In the years that followed, Rush recorded three more studio discs, launched several world tours, each chronicled with a concert album and video, and released various compilations as well as remastered editions of the band’s seminal and classic works.
Perhaps, then, Rush fans, including and especially myself, should consider these 16-plus years of the band an unexpected and well-enjoyed gift, even if some of us weren’t quite ready to give it up.
It is difficult, after all, watching something that’s been a part of your life for so long just ... end. But that’s the irony of youth: As we grow older, so does our past.
During my Lifeson interview from nearly a decade ago, I asked him if he had ever considered what would be Rush’s legacy. He said he hadn’t.
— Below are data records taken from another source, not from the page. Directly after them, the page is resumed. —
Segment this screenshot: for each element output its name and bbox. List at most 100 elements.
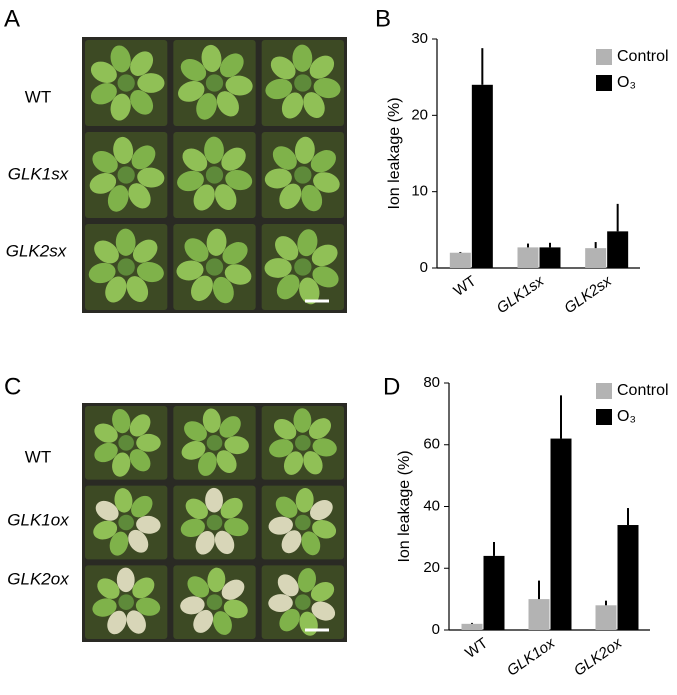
leaf: [310, 581, 335, 602]
rosette-center: [118, 514, 134, 531]
leaf: [216, 450, 237, 473]
leaf: [92, 598, 117, 617]
leaf: [136, 515, 161, 534]
leaf: [277, 574, 299, 597]
x-tick-label: WT: [462, 635, 491, 662]
legend-label: Control: [617, 48, 669, 65]
legend-swatch: [596, 75, 612, 91]
bar: [585, 248, 607, 268]
leaf: [115, 228, 136, 256]
bar: [607, 231, 629, 268]
rosette-center: [205, 166, 224, 184]
leaf: [112, 452, 131, 477]
leaf: [265, 78, 293, 100]
y-axis-label: Ion leakage (%): [396, 450, 413, 562]
rosette-center: [295, 594, 311, 610]
leaf: [190, 275, 213, 302]
leaf: [94, 423, 118, 443]
leaf: [268, 516, 293, 535]
y-tick-label: 60: [423, 436, 440, 453]
rosette-center: [295, 514, 311, 531]
leaf: [107, 185, 129, 212]
bar: [471, 84, 493, 268]
leaf: [312, 438, 337, 457]
bar: [461, 623, 483, 630]
leaf: [213, 611, 232, 635]
leaf: [95, 500, 119, 521]
y-tick-label: 30: [411, 30, 428, 47]
leaf: [207, 567, 226, 593]
leaf: [109, 531, 129, 556]
rosette-center: [205, 74, 224, 92]
rosette-center: [206, 514, 223, 531]
leaf: [182, 148, 208, 172]
leaf: [112, 408, 131, 434]
leaf: [205, 487, 223, 513]
leaf: [310, 500, 333, 521]
legend-label: O₃: [617, 408, 636, 425]
row-label: GLK1ox: [7, 510, 69, 529]
legend-swatch: [596, 49, 612, 65]
leaf: [221, 579, 245, 600]
leaf: [312, 519, 337, 539]
rosette-center: [117, 74, 135, 92]
x-tick-label: GLK2sx: [561, 272, 615, 317]
leaf: [279, 183, 302, 210]
y-axis-label: Ion leakage (%): [386, 97, 403, 209]
leaf: [281, 530, 302, 554]
legend-label: O₃: [617, 74, 636, 91]
leaf: [184, 421, 207, 442]
x-tick-label: GLK2ox: [571, 634, 626, 679]
leaf: [275, 496, 298, 518]
leaf: [93, 520, 118, 540]
leaf: [301, 184, 323, 212]
x-tick-label: GLK1sx: [494, 272, 548, 317]
panel-label: A: [4, 5, 20, 32]
leaf: [180, 596, 205, 615]
leaf: [276, 274, 300, 300]
leaf: [178, 81, 205, 102]
leaf: [273, 418, 297, 440]
leaf: [193, 609, 214, 633]
leaf: [184, 238, 209, 262]
leaf: [295, 488, 314, 513]
leaf: [131, 145, 156, 170]
y-tick-label: 0: [420, 259, 428, 276]
leaf: [90, 61, 117, 83]
panel-label: D: [383, 373, 400, 400]
leaf: [224, 517, 249, 537]
leaf: [297, 229, 318, 257]
leaf: [283, 451, 304, 475]
leaf: [185, 498, 208, 520]
leaf: [292, 44, 313, 72]
bar: [483, 555, 505, 630]
leaf: [131, 495, 153, 518]
y-tick-label: 20: [423, 559, 440, 576]
leaf: [126, 610, 146, 634]
bar: [550, 438, 572, 630]
leaf: [214, 184, 237, 211]
x-tick-label: WT: [451, 273, 480, 300]
leaf: [212, 276, 234, 304]
leaf: [222, 242, 248, 265]
leaf: [107, 610, 127, 635]
leaf: [206, 228, 227, 256]
leaf: [126, 276, 149, 303]
leaf: [177, 170, 204, 192]
leaf: [89, 173, 117, 194]
leaf: [219, 53, 244, 78]
leaf: [129, 414, 151, 437]
leaf: [204, 136, 224, 164]
rosette-center: [117, 166, 135, 184]
leaf: [202, 408, 221, 433]
panel-label: C: [4, 373, 21, 400]
leaf: [105, 276, 127, 303]
leaf: [310, 150, 336, 173]
leaf: [272, 146, 297, 170]
legend-swatch: [596, 409, 612, 425]
leaf: [88, 262, 116, 284]
rosette-center: [294, 74, 312, 92]
leaf: [299, 277, 320, 305]
leaf: [308, 418, 332, 440]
“We’ve always tried to stay in the present as much as we could and make sure we did the best job in whatever it is we’re doing,” Lifeson said. “I’m very proud of what we’ve accomplished and what we’ve done. The fact that we’re still together after so many years is an amazing achievement, and the fact that we’re playing the best that we’ve ever played is also quite incredible to me.
“When it’s all said and done,” he added, “I think I’ll feel very content and very happy with what we’ve left behind in the world of music.”